Long term investing can be life changing when you buy and hold the truly great businesses. And we've seen some truly amazing gains over the years. Don't believe it? Then look at the LGI Homes, Inc. (NASDAQ:LGIH) share price. It's 318% higher than it was five years ago. This just goes to show the value creation that some businesses can achieve. On top of that, the share price is up 14% in about a quarter.
While markets are a powerful pricing mechanism, share prices reflect investor sentiment, not just underlying business performance. By comparing earnings per share (EPS) and share price changes over time, we can get a feel for how investor attitudes to a company have morphed over time.

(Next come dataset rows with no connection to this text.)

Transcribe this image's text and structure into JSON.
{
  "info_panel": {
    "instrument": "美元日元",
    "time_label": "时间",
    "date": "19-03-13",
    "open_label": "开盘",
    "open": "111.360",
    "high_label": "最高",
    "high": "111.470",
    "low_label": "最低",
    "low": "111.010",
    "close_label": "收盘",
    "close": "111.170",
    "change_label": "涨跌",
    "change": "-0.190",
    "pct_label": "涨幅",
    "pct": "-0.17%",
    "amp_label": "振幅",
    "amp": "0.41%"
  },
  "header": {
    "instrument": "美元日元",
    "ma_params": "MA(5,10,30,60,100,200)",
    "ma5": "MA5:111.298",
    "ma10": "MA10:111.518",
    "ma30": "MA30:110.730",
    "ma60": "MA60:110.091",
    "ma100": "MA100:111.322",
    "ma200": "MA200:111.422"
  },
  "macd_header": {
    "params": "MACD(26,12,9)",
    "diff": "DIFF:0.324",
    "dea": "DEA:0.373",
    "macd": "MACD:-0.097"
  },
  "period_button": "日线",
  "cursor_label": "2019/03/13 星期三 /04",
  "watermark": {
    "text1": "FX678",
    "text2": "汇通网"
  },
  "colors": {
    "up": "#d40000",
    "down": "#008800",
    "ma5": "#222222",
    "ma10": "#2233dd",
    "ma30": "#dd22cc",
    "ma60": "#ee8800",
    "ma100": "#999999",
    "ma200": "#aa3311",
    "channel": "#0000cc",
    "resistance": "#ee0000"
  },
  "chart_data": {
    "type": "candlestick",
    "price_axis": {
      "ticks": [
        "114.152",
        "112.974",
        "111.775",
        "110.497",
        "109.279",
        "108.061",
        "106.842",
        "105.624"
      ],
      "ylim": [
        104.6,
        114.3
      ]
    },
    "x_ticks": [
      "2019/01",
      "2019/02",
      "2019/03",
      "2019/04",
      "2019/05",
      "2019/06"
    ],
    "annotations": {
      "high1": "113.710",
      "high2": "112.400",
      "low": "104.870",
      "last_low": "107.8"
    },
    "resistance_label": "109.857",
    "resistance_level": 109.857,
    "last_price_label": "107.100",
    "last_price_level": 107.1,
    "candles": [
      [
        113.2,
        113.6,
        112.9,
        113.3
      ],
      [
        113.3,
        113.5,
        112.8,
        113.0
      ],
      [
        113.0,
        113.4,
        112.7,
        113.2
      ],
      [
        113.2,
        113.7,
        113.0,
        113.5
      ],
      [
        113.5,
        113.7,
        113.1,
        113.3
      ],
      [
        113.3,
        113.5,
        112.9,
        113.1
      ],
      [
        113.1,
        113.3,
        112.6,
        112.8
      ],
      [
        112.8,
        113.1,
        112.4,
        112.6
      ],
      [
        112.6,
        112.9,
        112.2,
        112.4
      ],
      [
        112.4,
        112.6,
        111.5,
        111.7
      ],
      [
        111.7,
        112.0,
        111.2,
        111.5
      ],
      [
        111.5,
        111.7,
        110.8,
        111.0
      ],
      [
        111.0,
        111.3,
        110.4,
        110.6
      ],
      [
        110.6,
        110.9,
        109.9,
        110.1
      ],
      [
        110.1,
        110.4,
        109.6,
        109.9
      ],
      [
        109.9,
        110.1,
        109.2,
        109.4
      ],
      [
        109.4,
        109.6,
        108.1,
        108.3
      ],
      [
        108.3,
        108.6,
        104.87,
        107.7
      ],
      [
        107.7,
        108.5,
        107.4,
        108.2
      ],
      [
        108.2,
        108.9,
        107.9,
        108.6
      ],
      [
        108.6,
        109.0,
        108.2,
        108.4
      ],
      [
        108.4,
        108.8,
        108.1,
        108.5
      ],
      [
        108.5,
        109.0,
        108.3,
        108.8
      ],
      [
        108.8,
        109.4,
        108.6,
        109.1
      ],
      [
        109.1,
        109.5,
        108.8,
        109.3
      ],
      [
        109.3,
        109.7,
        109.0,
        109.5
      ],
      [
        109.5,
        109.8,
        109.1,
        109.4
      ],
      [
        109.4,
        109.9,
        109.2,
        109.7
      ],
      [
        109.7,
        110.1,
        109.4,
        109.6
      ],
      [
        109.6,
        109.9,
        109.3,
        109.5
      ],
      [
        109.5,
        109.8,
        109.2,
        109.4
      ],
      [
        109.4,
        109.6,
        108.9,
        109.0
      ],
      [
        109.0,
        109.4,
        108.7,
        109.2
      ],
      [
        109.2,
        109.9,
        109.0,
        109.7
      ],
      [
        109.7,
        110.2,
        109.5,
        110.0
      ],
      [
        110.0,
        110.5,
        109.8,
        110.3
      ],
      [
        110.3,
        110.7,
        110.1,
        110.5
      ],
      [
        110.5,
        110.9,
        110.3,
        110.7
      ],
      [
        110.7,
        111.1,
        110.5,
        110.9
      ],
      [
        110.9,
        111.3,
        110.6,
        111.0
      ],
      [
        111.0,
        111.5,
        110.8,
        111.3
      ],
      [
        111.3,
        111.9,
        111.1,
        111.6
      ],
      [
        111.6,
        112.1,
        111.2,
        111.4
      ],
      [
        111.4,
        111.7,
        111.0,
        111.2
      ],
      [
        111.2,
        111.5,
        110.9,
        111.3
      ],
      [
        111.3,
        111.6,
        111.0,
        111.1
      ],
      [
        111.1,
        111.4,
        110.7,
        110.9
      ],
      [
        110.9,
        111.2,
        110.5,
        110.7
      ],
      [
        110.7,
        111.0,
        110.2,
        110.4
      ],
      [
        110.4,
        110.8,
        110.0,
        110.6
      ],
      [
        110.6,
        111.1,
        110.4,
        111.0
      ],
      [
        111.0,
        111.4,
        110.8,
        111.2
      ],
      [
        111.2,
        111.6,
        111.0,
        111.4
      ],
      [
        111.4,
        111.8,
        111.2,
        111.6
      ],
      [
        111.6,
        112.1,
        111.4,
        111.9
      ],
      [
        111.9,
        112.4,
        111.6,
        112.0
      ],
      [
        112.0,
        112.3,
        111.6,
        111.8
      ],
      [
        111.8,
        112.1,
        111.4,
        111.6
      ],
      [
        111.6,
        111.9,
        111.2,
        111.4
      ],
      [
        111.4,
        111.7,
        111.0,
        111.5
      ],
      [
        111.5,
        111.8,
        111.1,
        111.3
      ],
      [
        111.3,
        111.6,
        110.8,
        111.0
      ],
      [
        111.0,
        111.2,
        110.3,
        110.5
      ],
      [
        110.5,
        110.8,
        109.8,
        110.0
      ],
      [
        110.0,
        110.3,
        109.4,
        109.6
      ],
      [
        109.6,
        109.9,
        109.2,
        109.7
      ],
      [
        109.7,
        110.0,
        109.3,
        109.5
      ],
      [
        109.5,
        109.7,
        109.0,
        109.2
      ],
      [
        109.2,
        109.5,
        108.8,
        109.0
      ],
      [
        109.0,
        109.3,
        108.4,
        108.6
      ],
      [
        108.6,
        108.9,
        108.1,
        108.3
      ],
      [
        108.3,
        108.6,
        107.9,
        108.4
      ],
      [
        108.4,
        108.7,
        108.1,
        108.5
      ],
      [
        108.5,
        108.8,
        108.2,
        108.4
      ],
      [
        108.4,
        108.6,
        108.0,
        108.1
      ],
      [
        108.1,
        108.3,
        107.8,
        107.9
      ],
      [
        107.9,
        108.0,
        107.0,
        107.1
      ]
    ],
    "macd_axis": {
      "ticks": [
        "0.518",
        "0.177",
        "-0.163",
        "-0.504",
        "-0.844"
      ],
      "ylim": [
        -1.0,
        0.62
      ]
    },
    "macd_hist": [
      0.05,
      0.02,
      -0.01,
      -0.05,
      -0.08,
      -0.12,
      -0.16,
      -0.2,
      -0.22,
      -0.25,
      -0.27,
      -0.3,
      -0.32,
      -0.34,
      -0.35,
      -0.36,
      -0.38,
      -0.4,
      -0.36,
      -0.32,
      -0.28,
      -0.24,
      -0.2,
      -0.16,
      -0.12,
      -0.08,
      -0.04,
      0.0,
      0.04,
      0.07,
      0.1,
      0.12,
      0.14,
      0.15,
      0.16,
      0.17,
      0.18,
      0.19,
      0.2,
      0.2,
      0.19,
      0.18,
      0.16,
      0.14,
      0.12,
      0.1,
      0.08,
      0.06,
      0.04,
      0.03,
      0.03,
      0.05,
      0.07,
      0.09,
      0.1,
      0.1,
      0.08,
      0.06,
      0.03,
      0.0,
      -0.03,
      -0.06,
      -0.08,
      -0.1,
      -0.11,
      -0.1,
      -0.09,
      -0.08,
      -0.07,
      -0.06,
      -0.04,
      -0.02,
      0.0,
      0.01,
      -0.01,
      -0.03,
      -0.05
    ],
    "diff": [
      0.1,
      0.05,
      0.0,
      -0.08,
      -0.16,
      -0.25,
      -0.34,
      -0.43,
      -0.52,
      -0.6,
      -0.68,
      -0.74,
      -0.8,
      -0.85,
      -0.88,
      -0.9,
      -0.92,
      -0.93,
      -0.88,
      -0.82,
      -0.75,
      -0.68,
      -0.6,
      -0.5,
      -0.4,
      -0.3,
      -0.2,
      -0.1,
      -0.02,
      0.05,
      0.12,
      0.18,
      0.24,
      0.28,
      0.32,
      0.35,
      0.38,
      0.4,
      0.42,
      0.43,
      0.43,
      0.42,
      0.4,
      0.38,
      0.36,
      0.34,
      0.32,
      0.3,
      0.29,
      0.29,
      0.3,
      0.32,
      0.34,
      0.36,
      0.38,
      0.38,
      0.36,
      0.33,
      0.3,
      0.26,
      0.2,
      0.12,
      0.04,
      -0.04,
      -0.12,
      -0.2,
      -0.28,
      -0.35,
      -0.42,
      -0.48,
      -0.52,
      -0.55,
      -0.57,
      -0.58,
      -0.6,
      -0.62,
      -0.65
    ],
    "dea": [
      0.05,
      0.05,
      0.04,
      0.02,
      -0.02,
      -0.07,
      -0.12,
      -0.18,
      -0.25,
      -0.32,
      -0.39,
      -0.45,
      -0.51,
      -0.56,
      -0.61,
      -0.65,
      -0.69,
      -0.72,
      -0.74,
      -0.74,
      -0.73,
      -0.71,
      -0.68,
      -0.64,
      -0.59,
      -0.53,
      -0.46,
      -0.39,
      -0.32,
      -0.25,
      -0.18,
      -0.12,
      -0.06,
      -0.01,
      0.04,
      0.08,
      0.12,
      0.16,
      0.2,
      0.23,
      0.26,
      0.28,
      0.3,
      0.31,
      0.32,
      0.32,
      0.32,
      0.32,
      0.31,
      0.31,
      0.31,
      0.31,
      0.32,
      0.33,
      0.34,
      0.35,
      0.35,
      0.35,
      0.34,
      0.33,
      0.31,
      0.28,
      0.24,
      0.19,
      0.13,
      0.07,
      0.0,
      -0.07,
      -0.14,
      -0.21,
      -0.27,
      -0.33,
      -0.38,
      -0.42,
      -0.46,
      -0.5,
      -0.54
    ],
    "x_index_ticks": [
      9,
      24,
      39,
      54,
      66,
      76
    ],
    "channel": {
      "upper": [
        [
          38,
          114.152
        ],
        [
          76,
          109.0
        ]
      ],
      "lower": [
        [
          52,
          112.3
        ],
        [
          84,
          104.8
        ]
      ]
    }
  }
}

Over half a decade, LGI Homes managed to grow its earnings per share at 68% a year. The EPS growth is more impressive than the yearly share price gain of 33% over the same period. Therefore, it seems the market has become relatively pessimistic about the company.
You can see how EPS has changed over time in the image below (click on the chart to see the exact values).
Dive deeper into LGI Homes's key metrics by checking this interactive graph of LGI Homes's earnings, revenue and cash flow.
A Different Perspective
It's good to see that LGI Homes has rewarded shareholders with a total shareholder return of 53% in the last twelve months. Since the one-year TSR is better than the five-year TSR (the latter coming in at 33% per year), it would seem that the stock's performance has improved in recent times. Given the share price momentum remains strong, it might be worth taking a closer look at the stock, lest you miss an opportunity. Most investors take the time to check the data on insider transactions. You can click here to see if insiders have been buying or selling.
Of course LGI Homes may not be the best stock to buy. So you may wish to see this free collection of growth stocks.
Please note, the market returns quoted in this article reflect the market weighted average returns of stocks that currently trade on US exchanges.
We aim to bring you long-term focused research analysis driven by fundamental data. Note that our analysis may not factor in the latest price-sensitive company announcements or qualitative material.
If you spot an error that warrants correction, please contact the editor at email@example.com. This article by Simply Wall St is general in nature. It does not constitute a recommendation to buy or sell any stock, and does not take account of your objectives, or your financial situation. Simply Wall St has no position in the stocks mentioned. Thank you for reading.